Jay Paterno has been writing columns all over the internet (and maybe in print, but I wouldn't have noticed). They've been getting better, too.
The most recent one is even kind of newsworthy:
Broken Promises, Useless Contracts: The Current State of Coaching
Both cliché and totally accurate.
[I]n 1966 Joe Paterno shook hands with Penn State President Eric Walker and was told the pay was $20,000 a year.
There were no negotiations, no agents, no buyout clauses, and he was a tenured member of the faculty. Tenure was a bit of a safety net - and a reminder that the coach was part of an academic institution and not bigger than the institution.
This is no understatement. Football coach at a place like Penn State was no rock star gig. JoePoz gets to that on internet-page two. Paterno felt called to something that no egomaniac would have really thought much of back then.
The past few days have seen seismic movements in the world of college football coaching where vacancies have occurred at two of the more notable programs in the country.
It goes on predictably from there. Not to discount it, but you've been reading about Kiffin for three days now and I think you get the idea.
I'm actually struck by something else here, though, that doesn't really have much to do with this all-consuming coaching story: JayPa seems really grown up in this column.
After the anti-development of Anthony Morelli, Jay became a kind of punch line that still gets play even as recently as 24 hours ago. But guess what: the NFL didn't do anything with him either. And Daryll Clark sure did make a lot of progress in the last two years. The offense was nothing to shake a stick at under his leadership, in fact it was pretty good. The guys is doing his job with, at worst, competency. At best? Well much better than a lot of other guys in the league.
But enough about football, we've got higher things to discuss. One final pull from Jay:
This profession has lost touch with the reality of the world around us, and some coaches have lost touch with what the mission of our profession should be ... Coaches walk into a recruit's home and talk about how they will look out for that young man's future. When the parents or guardians pass their boy on to college, they put his welfare into that coach's hands. The expectation is that the coach will help to guide him through a very formative time.

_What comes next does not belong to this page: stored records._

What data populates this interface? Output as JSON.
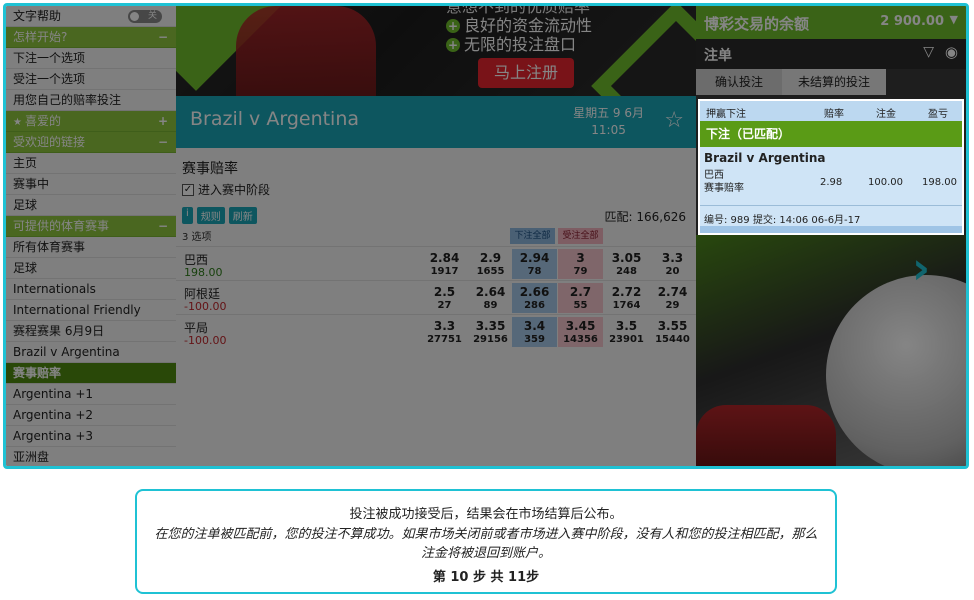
{
  "sidebar": {
    "help": {
      "label": "文字帮助",
      "toggle": "关"
    },
    "getting_started": {
      "label": "怎样开始?",
      "sign": "−"
    },
    "start_items": [
      "下注一个选项",
      "受注一个选项",
      "用您自己的赔率投注"
    ],
    "favourites": {
      "label": "喜爱的",
      "sign": "+"
    },
    "popular": {
      "label": "受欢迎的链接",
      "sign": "−"
    },
    "popular_items": [
      "主页",
      "赛事中",
      "足球"
    ],
    "sports": {
      "label": "可提供的体育赛事",
      "sign": "−"
    },
    "sports_items": [
      "所有体育赛事",
      "足球",
      "Internationals",
      "International Friendly",
      "赛程赛果 6月9日",
      "Brazil v Argentina"
    ],
    "active_item": "赛事赔率",
    "after_items": [
      "Argentina +1",
      "Argentina +2",
      "Argentina +3",
      "亚洲盘"
    ]
  },
  "banner": {
    "lines": [
      "意想不到的优质赔率",
      "良好的资金流动性",
      "无限的投注盘口"
    ],
    "button": "马上注册"
  },
  "event": {
    "title": "Brazil v Argentina",
    "date": "星期五 9 6月",
    "time": "11:05"
  },
  "market": {
    "title": "赛事赔率",
    "inplay": "进入赛中阶段",
    "rules_prefix": "i",
    "rules": "规则",
    "refresh": "刷新",
    "matched": "匹配: 166,626",
    "selections": "3 选项",
    "back_all": "下注全部",
    "lay_all": "受注全部",
    "runners": [
      {
        "name": "巴西",
        "pl": "198.00",
        "pl_color": "#2e7d1a",
        "prices": [
          [
            "2.84",
            "1917"
          ],
          [
            "2.9",
            "1655"
          ],
          [
            "2.94",
            "78"
          ],
          [
            "3",
            "79"
          ],
          [
            "3.05",
            "248"
          ],
          [
            "3.3",
            "20"
          ]
        ]
      },
      {
        "name": "阿根廷",
        "pl": "-100.00",
        "pl_color": "#c0282d",
        "prices": [
          [
            "2.5",
            "27"
          ],
          [
            "2.64",
            "89"
          ],
          [
            "2.66",
            "286"
          ],
          [
            "2.7",
            "55"
          ],
          [
            "2.72",
            "1764"
          ],
          [
            "2.74",
            "29"
          ]
        ]
      },
      {
        "name": "平局",
        "pl": "-100.00",
        "pl_color": "#c0282d",
        "prices": [
          [
            "3.3",
            "27751"
          ],
          [
            "3.35",
            "29156"
          ],
          [
            "3.4",
            "359"
          ],
          [
            "3.45",
            "14356"
          ],
          [
            "3.5",
            "23901"
          ],
          [
            "3.55",
            "15440"
          ]
        ]
      }
    ]
  },
  "betslip": {
    "balance_label": "博彩交易的余额",
    "balance_value": "2 900.00",
    "title": "注单",
    "tab_confirm": "确认投注",
    "tab_unsettled": "未结算的投注",
    "headers": [
      "押赢下注",
      "赔率",
      "注金",
      "盈亏"
    ],
    "status": "下注（已匹配）",
    "event": "Brazil v Argentina",
    "selection": "巴西",
    "market": "赛事赔率",
    "odds": "2.98",
    "stake": "100.00",
    "profit": "198.00",
    "ref": "编号: 989 提交: 14:06 06-6月-17"
  },
  "tooltip": {
    "line1": "投注被成功接受后，结果会在市场结算后公布。",
    "line2": "在您的注单被匹配前，您的投注不算成功。如果市场关闭前或者市场进入赛中阶段，没有人和您的投注相匹配，那么注金将被退回到账户。",
    "step": "第 10 步 共 11步"
  },
  "colors": {
    "accent": "#1fc2d4",
    "green": "#6fbf2c",
    "back": "#a6c8e8",
    "lay": "#f4c3cc"
  }
}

Very few coaches are actually doing this now, obviously, and the burden Joe has taken pride in taking on for 40+ years has become a pathetic thing of bad scripts for most other coaches.

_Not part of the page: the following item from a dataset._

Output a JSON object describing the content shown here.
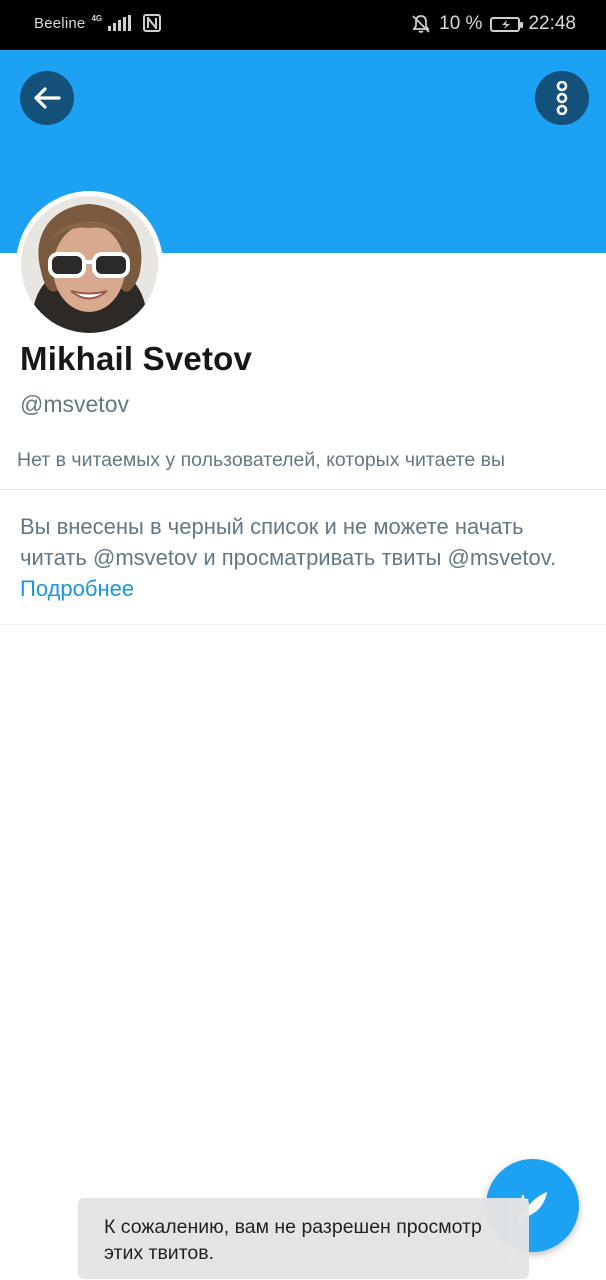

Don't believe that? How many of the real life coaches that cameoed in The Blind Side are still wearing the colors they acted in?
Michael Oher went NFL'n in 2009 after four years at school. Here are the coaches that recruited him* and appeared in the film:
- Lou Holtz (South Carolina)
- Phillip Fulmer (Tennessee)
- Ed Orgeron (Ole Miss)
- Nick Saban (LSU)
- Houston Nutt (Arkansas)
- Tommy Tuberville (Auburn)
And here are the salesmen who are still around at those schools:
- (nope, none)
*Interestingly, Penn State is listed in the book as the only major D1 school Oher didn't get a scholarship offer from. I'm not aware of any beat reporter ever asking Paterno why that was, which is too bad because I'd love to know.
So Jay is understanding something none of his peers are: that the values Joe will be remembered for are as abundant as afternoon newspapers.
But there's something more self-serving here, I think, than just calling things as he sees them. Jay has quietly been building a personality. He got involved in the last presidential election, he's effectively and tactfully been tweeting, and more recently he's taken up this regularly published column.
And this whole ‘mission of coaching' thing, it's kind of Penn State's pitch in a way. The marketplace is saturated with offensive geniuses, unstoppable system specialists and programs willing to stray into the gray. But there aren't a lot of programs selling quite what Penn State has to offer, and when Joe finally does leave us, will the program still be able to advertise that?
It's an important question. Stability and loyalty sell, and how many people out there have the public image, energy and respect to push the name brand we're all so proud of?
Jay no doubt wants the job. With tribulation all around and his inheritance of the most stable name in sports, has he quietly become a legit candidate?